Alma ve yedi canavar
Aslında herkesin canavarları vardır belki yediden fazla belki daha az ama kimse canavarım yok diyemez.
Bu kitapta da onlardan bahsediliyor. Aslında canavar dediği şey duygularımız. Alma'yı ele geçirin yedi canavar yedi duygu.
Duygularımız canavarlarımız olabilir stres, uyku, ayıplanma, ağlama isteği, vb herkesin canavarıdır.
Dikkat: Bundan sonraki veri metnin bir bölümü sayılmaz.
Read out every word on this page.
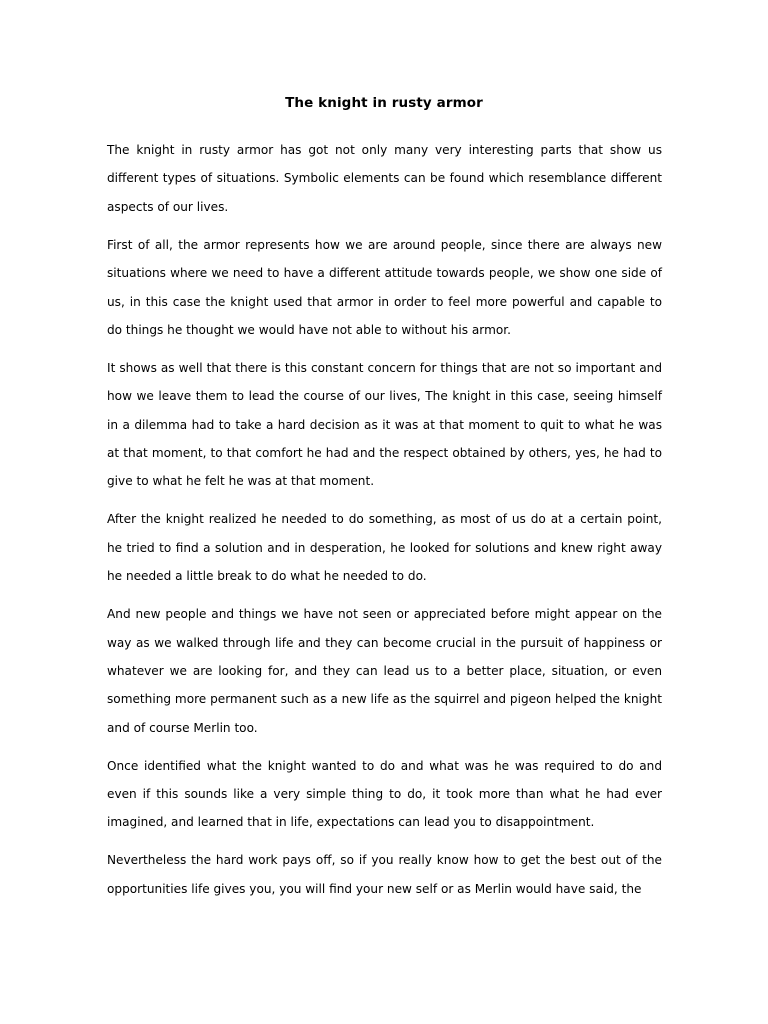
The knight in rusty armor

The knight in rusty armor has got not only many very interesting parts that show us different types of situations. Symbolic elements can be found which resemblance different aspects of our lives.

First of all, the armor represents how we are around people, since there are always new situations where we need to have a different attitude towards people, we show one side of us, in this case the knight used that armor in order to feel more powerful and capable to do things he thought we would have not able to without his armor.

It shows as well that there is this constant concern for things that are not so important and how we leave them to lead the course of our lives, The knight in this case, seeing himself in a dilemma had to take a hard decision as it was at that moment to quit to what he was at that moment, to that comfort he had and the respect obtained by others, yes, he had to give to what he felt he was at that moment.

After the knight realized he needed to do something, as most of us do at a certain point, he tried to find a solution and in desperation, he looked for solutions and knew right away he needed a little break to do what he needed to do.

And new people and things we have not seen or appreciated before might appear on the way as we walked through life and they can become crucial in the pursuit of happiness or whatever we are looking for, and they can lead us to a better place, situation, or even something more permanent such as a new life as the squirrel and pigeon helped the knight and of course Merlin too.

Once identified what the knight wanted to do and what was he was required to do and even if this sounds like a very simple thing to do, it took more than what he had ever imagined, and learned that in life, expectations can lead you to disappointment.

Nevertheless the hard work pays off, so if you really know how to get the best out of the opportunities life gives you, you will find your new self or as Merlin would have said, the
Bunlarla başa çıkamadiğımız hepsinin üst üste bize saldırdıkları bizi bunalttıkları zaman olabilir ben de tam da o duyguların üst üste geldiği bir dönemde bu kitabı okudum. İç tasarımı ilgimi çektiği için başladım kitaba ama kitapta Almayı değil kendimi okudum o yüzden baya etkilendim.
Baktıkça aslında bizi hayattan soğutan ya da hayata bağlayan bir sürü gerekçe varmış bununda farkına vardım her duygu birbirini tamamlıyor canavarlar arada arkadaşımız olabilir onlara da ihtiyaç var ama bütünüyle benliğimizi ele geçirirlerse o zaman hayatı biz değil onlar yaşar onların yaşamasıda bizim bu hayattan kopukluğumuz ve yaşamamamızdır.
Hiçbir duygu doruğunda yaşanmamalı ne sevinç ne üzüntü hepsi bir gün gelip geçiyor sevincin kedere dönüştüğü veya üzüntünün sevince dönüşebileceğini bilmeliyiz.
Herkesin bir canavarı var ama onlarla mesafeyi ne kadar güzel korursak hayatımızda o kadar dengede olur.
Sizde bu kitabı okuyabilirsiniz hem basit bir okunuşu var hem de anlamlı anlatımı var güzel tavsiye ederim.